Organizações internacionais, tais como a ONU-Habitat, foram fundadas para mostrar o compromisso do mundo de “evitar e amenizar os problemas resultantes do enorme crescimento urbano”. Organizações não-governamentais e sem fins lucrativos também tentam ajudar. Uma dessas organizações ajudou mais de 150 mil famílias de vários países a sair de moradias precárias e ela estima que em 2005 terá ajudado 1 milhão de pessoas a encontrar moradias simples, decentes e baratas.

Muitas dessas organizações fornecem orientações práticas para ajudar pessoas que moram em condições precárias a viver da melhor maneira possível, dentro de suas circunstâncias, ou até a melhorar sua situação. Se você precisa de ajuda, sem dúvida pode aproveitar tais orientações. Também há muitas coisas básicas que você mesmo pode fazer em seu benefício. — Veja o quadro “Sua casa e sua saúde”, na página 7.

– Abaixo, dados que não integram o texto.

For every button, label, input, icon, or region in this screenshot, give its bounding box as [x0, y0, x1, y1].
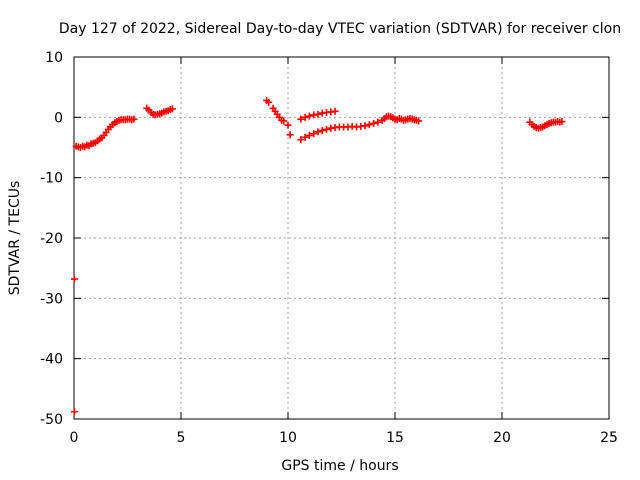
y-axis-label: SDTVAR / TECUs: [7, 181, 23, 296]
data-points: [70, 96, 566, 416]
data-point: [318, 127, 326, 135]
y-tick-label: -40: [40, 352, 63, 368]
x-tick-label: 5: [177, 430, 186, 446]
series-segment-1-outliers: [70, 275, 78, 416]
data-point: [130, 115, 138, 123]
x-tick-label: 10: [279, 430, 297, 446]
data-point: [301, 113, 309, 121]
y-tick-label: 0: [54, 110, 63, 126]
chart-title: Day 127 of 2022, Sidereal Day-to-day VTE…: [59, 21, 621, 37]
series-segment-5: [297, 112, 423, 144]
data-point: [374, 118, 382, 126]
y-tick-label: -10: [40, 171, 63, 187]
series-segment-4: [297, 107, 339, 123]
data-point: [70, 408, 78, 416]
data-point: [265, 98, 273, 106]
x-axis-label: GPS time / hours: [281, 458, 398, 474]
data-point: [168, 105, 176, 113]
data-point: [558, 118, 566, 126]
y-tick-label: -50: [40, 412, 63, 428]
data-point: [280, 117, 288, 125]
y-tick-label: -20: [40, 231, 63, 247]
data-point: [415, 117, 423, 125]
series-segment-1: [72, 115, 138, 151]
data-point: [314, 110, 322, 118]
data-point: [297, 115, 305, 123]
grid: [74, 57, 609, 419]
data-point: [301, 133, 309, 141]
data-point: [365, 121, 373, 129]
series-segment-6: [526, 118, 566, 132]
data-point: [370, 119, 378, 127]
x-tick-label: 25: [600, 430, 618, 446]
series-segment-2: [143, 104, 176, 119]
y-tick-label: 10: [45, 50, 63, 66]
series-segment-3: [263, 96, 294, 139]
x-tick-label: 20: [493, 430, 511, 446]
data-point: [314, 128, 322, 136]
data-point: [305, 131, 313, 139]
data-point: [310, 130, 318, 138]
data-point: [286, 131, 294, 139]
axis-ticks: 0 5 10 15 20 25 -50 -40 -30 -20 -10 0 10: [40, 50, 618, 446]
x-tick-label: 15: [386, 430, 404, 446]
data-point: [331, 107, 339, 115]
x-tick-label: 0: [70, 430, 79, 446]
data-point: [305, 112, 313, 120]
data-point: [361, 122, 369, 130]
data-point: [297, 136, 305, 144]
data-point: [323, 125, 331, 133]
y-tick-label: -30: [40, 291, 63, 307]
data-point: [70, 275, 78, 283]
data-point: [284, 121, 292, 129]
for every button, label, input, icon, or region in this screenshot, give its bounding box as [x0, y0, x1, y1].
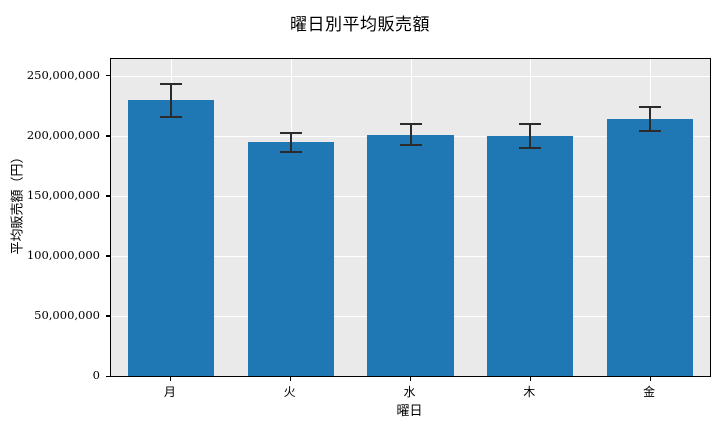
error-bar-cap-lower	[399, 144, 422, 147]
x-tick-mark	[649, 376, 651, 381]
bar[interactable]	[247, 142, 334, 376]
bar[interactable]	[367, 134, 454, 376]
error-bar-cap-upper	[159, 83, 182, 86]
x-tick-mark	[170, 376, 172, 381]
error-bar-line	[529, 124, 532, 149]
bar[interactable]	[606, 119, 694, 376]
x-axis-label: 曜日	[396, 404, 423, 419]
bar-series	[111, 59, 710, 376]
x-tick-mark	[290, 376, 292, 381]
y-tick-mark	[106, 75, 111, 77]
x-tick-label: 金	[643, 385, 656, 399]
error-bar-line	[289, 132, 292, 153]
error-bar-cap-lower	[519, 147, 542, 150]
chart-title: 曜日別平均販売額	[290, 15, 430, 35]
y-tick-mark	[106, 375, 111, 377]
y-tick-label: 200,000,000	[26, 127, 100, 142]
x-tick-mark	[529, 376, 531, 381]
x-tick-label: 火	[283, 385, 296, 399]
error-bar-cap-upper	[279, 131, 302, 134]
x-tick-mark	[409, 376, 412, 381]
y-tick-mark	[106, 135, 111, 137]
error-bar-line	[169, 84, 172, 117]
x-tick-label: 水	[403, 385, 416, 399]
error-bar-cap-upper	[639, 106, 662, 109]
plot-area	[106, 58, 711, 381]
y-tick-mark	[106, 255, 111, 257]
error-bar-line	[649, 107, 652, 132]
x-tick-label: 月	[163, 385, 176, 399]
error-bar-cap-upper	[399, 122, 422, 125]
y-tick-mark	[106, 315, 111, 317]
x-tick-label: 木	[523, 385, 536, 399]
y-tick-label: 100,000,000	[26, 247, 100, 262]
error-bar-series	[111, 59, 710, 376]
y-tick-label: 150,000,000	[26, 187, 100, 202]
error-bar-cap-upper	[519, 123, 542, 126]
error-bar-cap-lower	[279, 151, 302, 154]
bar[interactable]	[487, 136, 574, 376]
y-tick-label: 0	[92, 368, 100, 382]
bar[interactable]	[127, 100, 215, 376]
y-tick-label: 50,000,000	[34, 307, 100, 322]
error-bar-cap-lower	[639, 130, 662, 133]
error-bar-cap-lower	[159, 115, 182, 118]
error-bar-line	[409, 123, 412, 146]
y-tick-mark	[106, 195, 111, 197]
y-tick-label: 250,000,000	[26, 67, 100, 82]
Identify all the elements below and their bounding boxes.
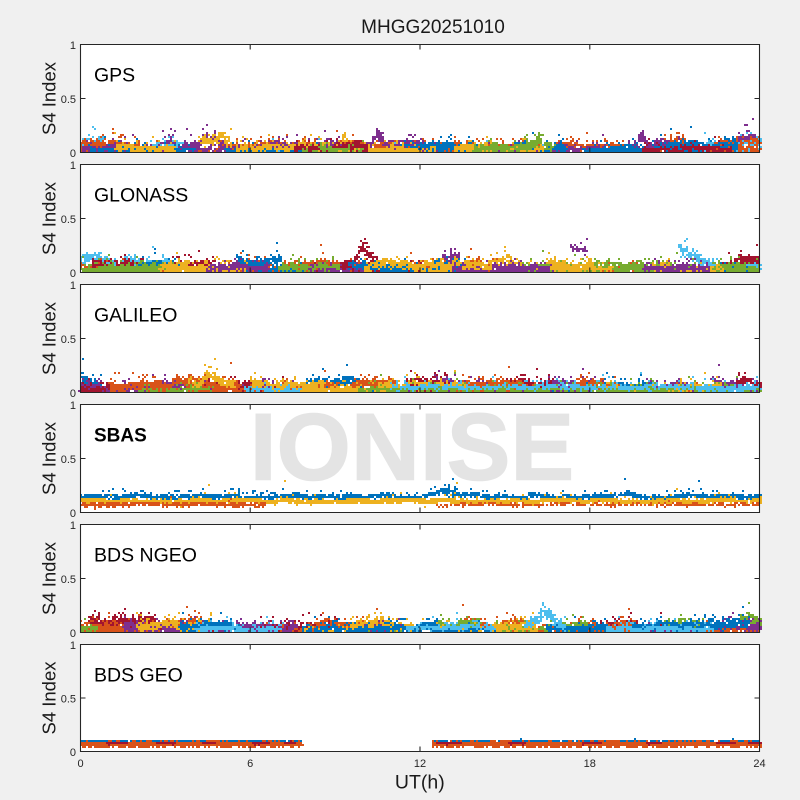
svg-text:0: 0 (70, 628, 76, 640)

Independentemente de você ser capaz de melhorar sua situação, há pouca esperança que qualquer pessoa ou organização humana consiga afrouxar o punho das forças mundiais que provocam essa crise. A comunidade internacional não consegue acompanhar a demanda urgente e crescente por desenvolvimento econômico e ajuda humanitária. Cada ano, milhões de crianças nascem nesse redemoinho de pobreza. Existe alguma esperança verdadeira de solução definitiva?

[Quadro na página 7]

SUA CASA E SUA SAÚDE

Segundo a Organização Mundial da Saúde, uma casa deve ter pelo menos os seguintes itens para garantir boa saúde:

▪ Um bom telhado que proteja da chuva

▪ Paredes e portas que protejam do mau tempo e dos animais

▪ Telas nas portas e janelas que impeçam a entrada de insetos, principalmente mosquitos

▪ Beirais que protejam as paredes de luz solar direta nos dias muito quentes

[Quadro/Fotos na página 8]

AS TÍPICAS CASAS RURAIS AFRICANAS

As típicas casas africanas, de diferentes tamanhos e formas, pontilharam a paisagem durante anos. Certos povos, como os quicuios e luos, do Quênia, preferiram paredes circulares e uma cobertura cônica de palha. Outros, como os massais do Quênia e da Tanzânia, adotaram uma forma mais ou menos retangular. Em áreas costeiras da África Oriental, certas casas tinham uma cobertura de palha que chegava até o chão e lembrava uma cesta virada de cabeça para baixo.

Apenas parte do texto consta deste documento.